L’illuminazione artistica esterna della Torre Cabrera si farà comunque, nonostante la revoca di un finanziamento regionale che nei giorni scorsi aveva acceso il dibattito politico cittadino. L’amministrazione comunale di Pozzallo interviene per chiarire che l’intervento non è mai stato messo in discussione.
Secondo quanto spiegato, dall’assessore Sara Cannizzaro (foto sotto),il contributo oggetto delle polemiche rappresentava una possibilità aggiuntiva e non determinante, tentata dall’ente nel tentativo di intercettare ulteriori risorse economiche. Un percorso che però, nei fatti, si è rivelato impraticabile a causa di vincoli tecnici e burocratici.

Tra le criticità segnalate, i tempi imposti dal bando che prevedevano adempimenti entro il 31 dicembre 2025, compresa l’indicazione precisa della data di conclusione dei lavori. Un elemento che il Comune non avrebbe potuto fornire con certezza trattandosi di un cantiere ancora in corso e gestito dalla Regione come ente appaltante. A questo si aggiungeva anche la necessità di una quota di compartecipazione economica da parte del Comune, condizione non sostenibile per un ente in stato di dissesto, situazione che per legge non consente co finanziamenti.
A rassicurare la cittadinanza è stato il sindaco Roberto Ammatuna che ha ribadito come il progetto complessivo di restauro, del valore di circa quattro milioni di euro, abbia sempre incluso anche l’illuminazione artistica. “Il Comune di Pozzallo non è rimasto fermo e la Torre Cabrera sarà regolarmente restaurata e illuminata. L’illuminazione artistica è da sempre inserita nel finanziamento principale e sarà realizzata a fine restauro con fondi già destinati”, ha dichiarato Roberto Ammatuna, spiegando anche che questo tipo di intervento viene normalmente collocato nella fase finale dei lavori.
Secondo quanto riferito, i lavori sarebbero già in stato avanzato, la perizia sarebbe stata approvata anche dalla Regione e a breve dovrebbero riprendere gli interventi.

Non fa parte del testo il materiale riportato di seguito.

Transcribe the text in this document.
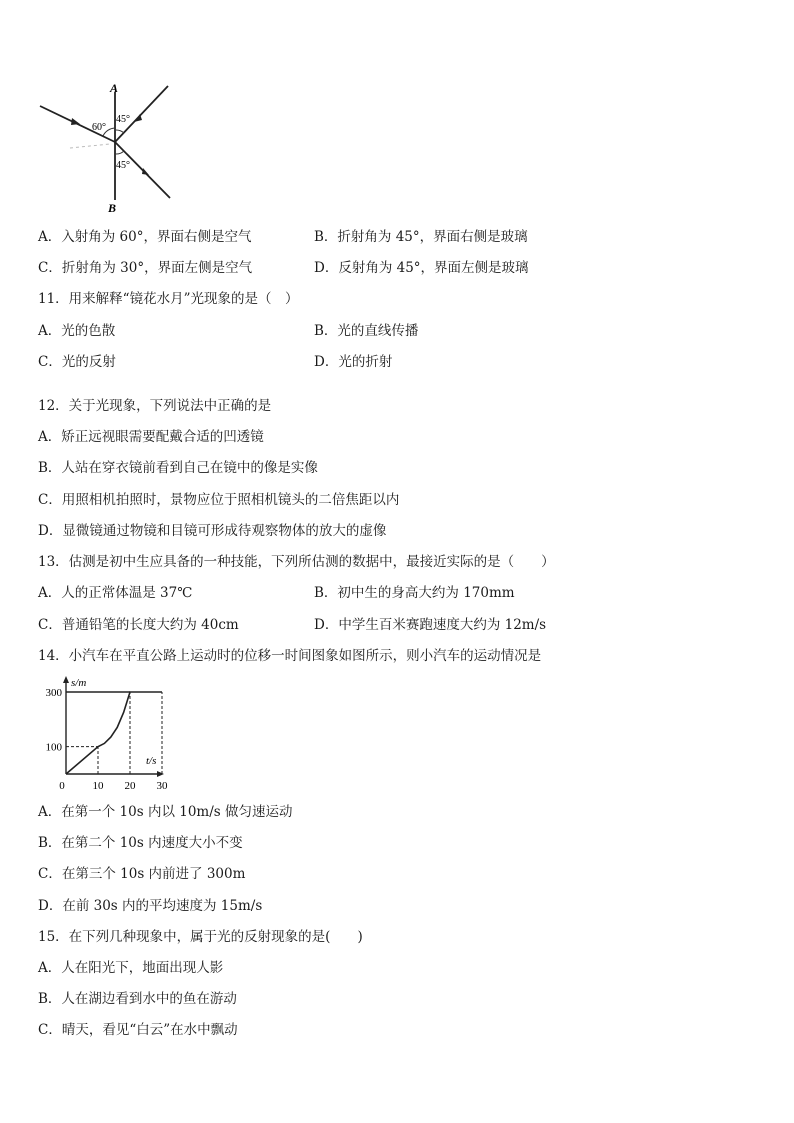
A
B
60°
45°
45°
A．入射角为 60°，界面右侧是空气	B．折射角为 45°，界面右侧是玻璃
C．折射角为 30°，界面左侧是空气	D．反射角为 45°，界面左侧是玻璃
11．用来解释“镜花水月”光现象的是（　）
A．光的色散	B．光的直线传播
C．光的反射	D．光的折射
12．关于光现象，下列说法中正确的是
A．矫正远视眼需要配戴合适的凹透镜
B．人站在穿衣镜前看到自己在镜中的像是实像
C．用照相机拍照时，景物应位于照相机镜头的二倍焦距以内
D．显微镜通过物镜和目镜可形成待观察物体的放大的虚像
13．估测是初中生应具备的一种技能，下列所估测的数据中，最接近实际的是（　　）
A．人的正常体温是 37℃	B．初中生的身高大约为 170mm
C．普通铅笔的长度大约为 40cm	D．中学生百米赛跑速度大约为 12m/s
14．小汽车在平直公路上运动时的位移一时间图象如图所示，则小汽车的运动情况是
0	10 20 30
100
300
s/m
t/s
A．在第一个 10s 内以 10m/s 做匀速运动
B．在第二个 10s 内速度大小不变
C．在第三个 10s 内前进了 300m
D．在前 30s 内的平均速度为 15m/s
15．在下列几种现象中，属于光的反射现象的是(　　)
A．人在阳光下，地面出现人影
B．人在湖边看到水中的鱼在游动
C．晴天，看见“白云”在水中飘动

Nel ricostruire il percorso legato al monumento simbolo della città, l’amministrazione ha inoltre ricordato come sia stato proprio il sindaco Roberto Ammatuna a riaprire la Torre Cabrera il 25 aprile 1998, data che avrebbe segnato l’avvio di un impegno amministrativo rivolto alla valorizzazione del bene storico cittadino.
Resta, viene sottolineato, l’impegno del Comune a partecipare a ogni bando utile per la città, pur nella consapevolezza che non sempre i requisiti tecnici richiesti rendono concretamente possibile l’accesso ai finanziamenti.